While I identify as Christian, I have boldly journeyed into other religions to find spiritual practices that help me grow more sane as the world tilts into greater uncertainty and warlike behavior. As I was guided by Zen Master Henry Shukman at Mountain Cloud Center in Santa Fe, I experienced meditation as prayer, trusting that God and I really are one (John 10:30), rediscovering that this inner sanctuary of peace is within me at all times. Though it is widely overlooked, ancient Christianity was built upon the rock of an indigenous people who practiced silence (among other things) as a way to commune with The Holy.
At the end of our first day, one of the retreat leaders asked us to link our peaceful experience with a word and sacred object to remind us that lasting support is available to us at all times. I linked the infinite with the stately pin oak tree that lives in our front yard because I love this tree like an old friend. My chest expanded widely and joy buoyed my heart as I reflected on the infinite nature of support from this tree, how it produces oxygen for me and you to breathe and its sprawling branches and bright green leaves shade us all from the blistering summer sun. Breathing deeply, I was reminded of the Creator who has supported me all my life, calling out to me to come home to myself and dance in this beautiful and hard life I have been gifted with.
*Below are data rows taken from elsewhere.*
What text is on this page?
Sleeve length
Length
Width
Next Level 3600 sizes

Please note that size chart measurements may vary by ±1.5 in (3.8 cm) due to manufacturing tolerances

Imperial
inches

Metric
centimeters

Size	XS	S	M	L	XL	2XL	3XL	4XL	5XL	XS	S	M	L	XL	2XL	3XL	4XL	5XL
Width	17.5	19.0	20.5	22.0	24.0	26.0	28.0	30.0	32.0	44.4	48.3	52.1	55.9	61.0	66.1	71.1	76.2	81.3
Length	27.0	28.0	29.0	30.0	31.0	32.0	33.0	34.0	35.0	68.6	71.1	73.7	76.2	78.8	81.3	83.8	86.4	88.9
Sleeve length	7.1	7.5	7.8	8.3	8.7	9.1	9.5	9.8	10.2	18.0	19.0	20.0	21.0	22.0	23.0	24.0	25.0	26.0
After the retreat, I savored the feelings of goodwill for a while, relishing in the deep peace that comes from long periods of stillness. But the Divine must have been up to something because I shifted into prayers for my next encounter, time with a relative whom I struggle to love. As I changed into my bathing suit at their house, I quickly looked upwards to the heavens and cried out imperatively “Listen here, I need you to help me just love them exactly as they are. I mean it this time.” The next hour was remarkable and rare: my prayer was answered in full.
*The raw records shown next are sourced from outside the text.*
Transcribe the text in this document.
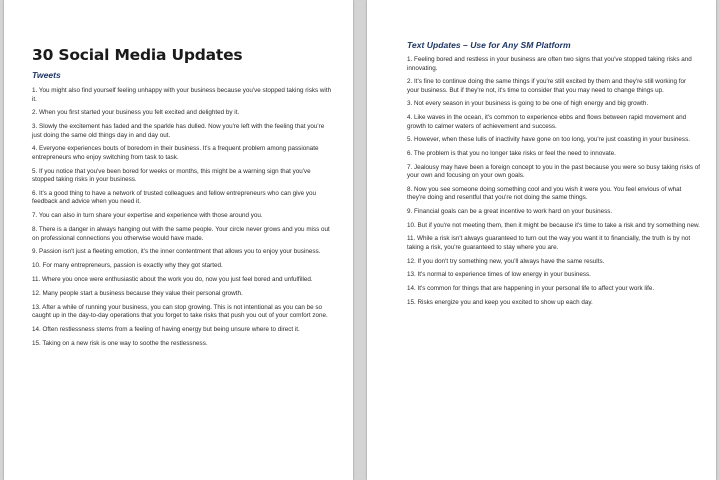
30 Social Media Updates
Tweets

1. You might also find yourself feeling unhappy with your business because you've stopped taking risks with it.

2. When you first started your business you felt excited and delighted by it.

3. Slowly the excitement has faded and the sparkle has dulled. Now you're left with the feeling that you're just doing the same old things day in and day out.

4. Everyone experiences bouts of boredom in their business. It's a frequent problem among passionate entrepreneurs who enjoy switching from task to task.

5. If you notice that you've been bored for weeks or months, this might be a warning sign that you've stopped taking risks in your business.

6. It's a good thing to have a network of trusted colleagues and fellow entrepreneurs who can give you feedback and advice when you need it.

7. You can also in turn share your expertise and experience with those around you.

8. There is a danger in always hanging out with the same people. Your circle never grows and you miss out on professional connections you otherwise would have made.

9. Passion isn't just a fleeting emotion, it's the inner contentment that allows you to enjoy your business.

10. For many entrepreneurs, passion is exactly why they got started.

11. Where you once were enthusiastic about the work you do, now you just feel bored and unfulfilled.

12. Many people start a business because they value their personal growth.

13. After a while of running your business, you can stop growing. This is not intentional as you can be so caught up in the day-to-day operations that you forget to take risks that push you out of your comfort zone.

14. Often restlessness stems from a feeling of having energy but being unsure where to direct it.

15. Taking on a new risk is one way to soothe the restlessness.

Text Updates – Use for Any SM Platform

1. Feeling bored and restless in your business are often two signs that you've stopped taking risks and innovating.

2. It's fine to continue doing the same things if you're still excited by them and they're still working for your business. But if they're not, it's time to consider that you may need to change things up.

3. Not every season in your business is going to be one of high energy and big growth.

4. Like waves in the ocean, it's common to experience ebbs and flows between rapid movement and growth to calmer waters of achievement and success.

5. However, when these lulls of inactivity have gone on too long, you're just coasting in your business.

6. The problem is that you no longer take risks or feel the need to innovate.

7. Jealousy may have been a foreign concept to you in the past because you were so busy taking risks of your own and focusing on your own goals.

8. Now you see someone doing something cool and you wish it were you. You feel envious of what they're doing and resentful that you're not doing the same things.

9. Financial goals can be a great incentive to work hard on your business.

10. But if you're not meeting them, then it might be because it's time to take a risk and try something new.

11. While a risk isn't always guaranteed to turn out the way you want it to financially, the truth is by not taking a risk, you're guaranteed to stay where you are.

12. If you don't try something new, you'll always have the same results.

13. It's normal to experience times of low energy in your business.

14. It's common for things that are happening in your personal life to affect your work life.

15. Risks energize you and keep you excited to show up each day.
We swam in the cool waters outside, their backyard pool shaded by enormous red oak trees as the afternoon sun filtered through the waving green branches. The family member spoke about their life and I turned my attention fully towards them. As I listened to their hopes and concerns, I felt a spacious sort of calm while I focused on being present to them, accepting them as they are, expecting nothing in return. This peace of God, which transcends all understanding, saturated the encounter, and at dinner, this relative sat next to me and smiled encouragingly at me, something that hasn’t happened in a very long time.
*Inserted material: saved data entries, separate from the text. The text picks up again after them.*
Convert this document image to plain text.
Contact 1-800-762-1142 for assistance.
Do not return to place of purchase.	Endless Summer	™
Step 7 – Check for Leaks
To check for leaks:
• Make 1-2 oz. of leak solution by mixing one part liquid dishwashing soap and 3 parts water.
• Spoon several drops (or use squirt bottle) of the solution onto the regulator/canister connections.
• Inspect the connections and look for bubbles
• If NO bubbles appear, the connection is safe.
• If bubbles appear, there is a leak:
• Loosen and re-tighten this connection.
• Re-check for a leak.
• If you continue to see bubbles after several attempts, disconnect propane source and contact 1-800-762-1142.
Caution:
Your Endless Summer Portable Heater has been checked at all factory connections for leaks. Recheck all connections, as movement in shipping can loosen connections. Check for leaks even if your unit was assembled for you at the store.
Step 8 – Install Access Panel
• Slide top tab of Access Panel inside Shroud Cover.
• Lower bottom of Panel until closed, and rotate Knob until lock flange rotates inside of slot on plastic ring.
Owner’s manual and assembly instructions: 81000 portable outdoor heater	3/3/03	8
As I walked with my partner to our car, I thought about the miracle that had just occurred: for a brief span of an hour, I was able to be around one of the most toxic members of my family and send them love with no expectations they would show interest in me. Five hours of meditative silence bought me an hour of spaciousness, giving them the gift of my time, presence, and memory. And like most miracles, its effects were fleeting. But I caught a glimpse of what is possible for me and you, if we stop giving to dry empty wells and expecting to be restored.
We seek silence to nourish ourselves and give only when we are filled to the brim. That realization I embodied and touched through this reflection is the real miracle of the whole experience.